What Painting and Coating Workers Do
Painting and coating workers paint many different surfaces, including wood.
Painting and coating workers often use machines to paint and coat a wide range of products, including cars, jewelry, and ceramics.
Painting and coating workers typically do the following:
- Set up and operate machines that paint or coat products
- Select the paint or coating needed for the job
- Clean and prepare products to be painted or coated
- Determine the required flow of paint and the quality of the coating
- Apply paint or coating
- Clean and maintain tools, equipment, and work areas
Millions of items ranging from cars to furniture are coated by paint, varnish, rustproofing, or other types of liquid applications. Painting or coating is used to make a product more attractive or protect it from the elements. The paint finish on an automobile, for example, makes the vehicle more attractive and provides protection from corrosion.
Before workers begin to apply the paint or other coating, they often need to prepare the surface by sanding or cleaning it carefully to prevent dust from becoming trapped under the paint. Masking is frequently required and involves carefully covering portions of the product with tape and paper.
After the product is prepared, workers may use a number of techniques to apply the paint or coating. A common technique is dipping an item in a large vat of paint or some other coating. Spraying products with paint or another coating is also common. Many factories use automated painting systems.
The following are examples of types of painting and coating workers:
Coating, painting, and spraying machine setters, operators, and tenders position the spray guns, set the nozzles, and synchronize the action of the guns with the speed of the conveyor carrying products through the machine. During the process, these workers program the machine, tend the equipment, watch gauges on the control panel, and check products to ensure that they are being painted evenly. The operator may use a manual spray gun to touch up flaws.

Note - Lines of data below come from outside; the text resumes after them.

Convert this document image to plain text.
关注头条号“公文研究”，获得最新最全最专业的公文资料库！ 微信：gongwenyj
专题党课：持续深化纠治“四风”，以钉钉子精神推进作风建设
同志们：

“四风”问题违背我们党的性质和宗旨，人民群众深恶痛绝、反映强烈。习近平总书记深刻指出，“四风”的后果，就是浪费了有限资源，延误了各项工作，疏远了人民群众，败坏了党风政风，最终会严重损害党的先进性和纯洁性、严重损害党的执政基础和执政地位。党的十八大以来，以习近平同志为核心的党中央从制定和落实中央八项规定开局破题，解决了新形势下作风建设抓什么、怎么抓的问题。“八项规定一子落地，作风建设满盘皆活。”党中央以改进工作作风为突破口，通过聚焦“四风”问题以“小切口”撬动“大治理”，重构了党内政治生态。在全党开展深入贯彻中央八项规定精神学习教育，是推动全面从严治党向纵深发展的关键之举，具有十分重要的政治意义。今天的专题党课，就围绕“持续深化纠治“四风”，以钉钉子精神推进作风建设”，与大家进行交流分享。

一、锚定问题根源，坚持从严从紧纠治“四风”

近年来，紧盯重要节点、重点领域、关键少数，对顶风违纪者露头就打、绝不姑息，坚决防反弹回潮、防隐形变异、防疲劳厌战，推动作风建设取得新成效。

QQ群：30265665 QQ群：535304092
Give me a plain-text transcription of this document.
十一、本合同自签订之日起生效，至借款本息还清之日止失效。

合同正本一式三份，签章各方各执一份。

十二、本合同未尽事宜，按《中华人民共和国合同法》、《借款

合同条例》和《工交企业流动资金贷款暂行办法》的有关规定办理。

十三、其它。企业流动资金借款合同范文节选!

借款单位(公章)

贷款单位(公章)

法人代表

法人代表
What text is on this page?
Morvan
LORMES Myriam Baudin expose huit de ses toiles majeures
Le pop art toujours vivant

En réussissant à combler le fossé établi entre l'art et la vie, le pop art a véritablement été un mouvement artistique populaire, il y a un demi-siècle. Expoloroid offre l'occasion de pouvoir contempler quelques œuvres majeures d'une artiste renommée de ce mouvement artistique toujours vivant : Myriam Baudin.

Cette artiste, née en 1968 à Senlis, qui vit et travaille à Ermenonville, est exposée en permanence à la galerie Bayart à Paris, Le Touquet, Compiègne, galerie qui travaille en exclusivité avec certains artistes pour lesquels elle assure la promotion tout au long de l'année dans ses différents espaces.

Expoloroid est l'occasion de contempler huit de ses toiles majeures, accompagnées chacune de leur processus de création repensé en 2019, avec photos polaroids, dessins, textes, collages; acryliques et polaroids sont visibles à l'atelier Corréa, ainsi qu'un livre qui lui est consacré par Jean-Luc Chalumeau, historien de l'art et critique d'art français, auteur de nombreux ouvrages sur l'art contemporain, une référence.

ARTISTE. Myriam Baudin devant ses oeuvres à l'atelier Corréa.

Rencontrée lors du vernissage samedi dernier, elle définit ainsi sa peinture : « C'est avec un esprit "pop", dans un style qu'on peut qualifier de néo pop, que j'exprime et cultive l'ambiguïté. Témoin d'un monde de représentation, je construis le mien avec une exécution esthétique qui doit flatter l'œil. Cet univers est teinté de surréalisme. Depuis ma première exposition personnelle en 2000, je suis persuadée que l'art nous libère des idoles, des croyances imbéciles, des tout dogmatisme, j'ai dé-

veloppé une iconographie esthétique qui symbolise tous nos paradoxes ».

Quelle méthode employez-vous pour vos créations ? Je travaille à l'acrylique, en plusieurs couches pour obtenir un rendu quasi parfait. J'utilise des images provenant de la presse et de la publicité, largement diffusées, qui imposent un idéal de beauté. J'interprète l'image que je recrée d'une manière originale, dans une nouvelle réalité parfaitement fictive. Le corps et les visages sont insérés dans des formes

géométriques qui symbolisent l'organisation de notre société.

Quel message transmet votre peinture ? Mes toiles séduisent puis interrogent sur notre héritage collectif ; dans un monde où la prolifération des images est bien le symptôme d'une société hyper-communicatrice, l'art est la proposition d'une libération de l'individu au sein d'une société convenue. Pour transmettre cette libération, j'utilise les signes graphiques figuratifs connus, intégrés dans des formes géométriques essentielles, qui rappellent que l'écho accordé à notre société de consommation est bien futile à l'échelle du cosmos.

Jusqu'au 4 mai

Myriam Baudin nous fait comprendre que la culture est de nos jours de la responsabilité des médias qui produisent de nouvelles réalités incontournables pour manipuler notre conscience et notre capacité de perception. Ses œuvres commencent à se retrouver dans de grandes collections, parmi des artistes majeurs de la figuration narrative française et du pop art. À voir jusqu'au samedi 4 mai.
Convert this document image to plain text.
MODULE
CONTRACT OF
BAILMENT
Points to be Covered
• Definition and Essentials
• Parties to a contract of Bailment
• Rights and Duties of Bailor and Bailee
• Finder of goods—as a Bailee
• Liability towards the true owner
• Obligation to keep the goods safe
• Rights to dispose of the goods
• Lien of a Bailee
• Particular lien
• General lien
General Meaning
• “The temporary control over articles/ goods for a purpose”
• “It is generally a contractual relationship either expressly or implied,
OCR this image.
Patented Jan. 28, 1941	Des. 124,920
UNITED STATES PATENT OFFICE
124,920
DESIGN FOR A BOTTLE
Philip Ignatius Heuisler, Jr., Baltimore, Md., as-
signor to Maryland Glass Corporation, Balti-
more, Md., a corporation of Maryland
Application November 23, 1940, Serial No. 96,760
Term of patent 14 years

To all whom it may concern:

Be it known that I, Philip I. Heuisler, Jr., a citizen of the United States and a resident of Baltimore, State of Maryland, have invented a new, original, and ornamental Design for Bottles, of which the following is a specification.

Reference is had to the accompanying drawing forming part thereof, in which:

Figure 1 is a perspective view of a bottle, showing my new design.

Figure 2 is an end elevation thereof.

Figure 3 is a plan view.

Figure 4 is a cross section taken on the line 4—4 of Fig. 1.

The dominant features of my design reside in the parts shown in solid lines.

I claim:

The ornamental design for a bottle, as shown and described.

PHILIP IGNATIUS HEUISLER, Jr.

Dippers use power hoists to immerse products in vats of paint, liquid plastic, or other solutions. This technique is commonly used for small parts of electronic equipment, such as cell phones.
Painting, coating, and decorating workers apply coatings to furniture, glass, pottery, toys, books, and other products. Paper is often coated to give it a gloss. Silver, tin, and copper solutions are frequently sprayed onto glass to make mirrors.
Spraying machine operators use spray guns to coat metal, wood, ceramic, fabric, and paper products with paint and other coating solutions.
Transportation equipment painters are the best known group of painting and coating workers. There are three major specialties:
- Transportation equipment workers, or automotive painters, usually refinish old or damaged cars, trucks, and buses in automotive repair and paint shops by applying paint by hand with a spray gun. Those who work in repair shops are among the most competent manual spray operators: they perform intricate, detailed work and mix paints to match the original color—a task that is especially difficult if the color has faded. Painting an old car is similar to painting other metal objects.
- Transportation equipment painters work on new cars and oversee several automated steps. A modern car is first dipped in an anticorrosion bath, then coated with colored paint, and finally painted with several coats of clear paint to prevent damage to the colored paint.
- Other transportation equipment painters either paint equipment that is too large to paint automatically—such as ships or giant construction equipment—or do touchup work to fix flaws in the paint that are caused by damage either during assembly or during the automated painting process.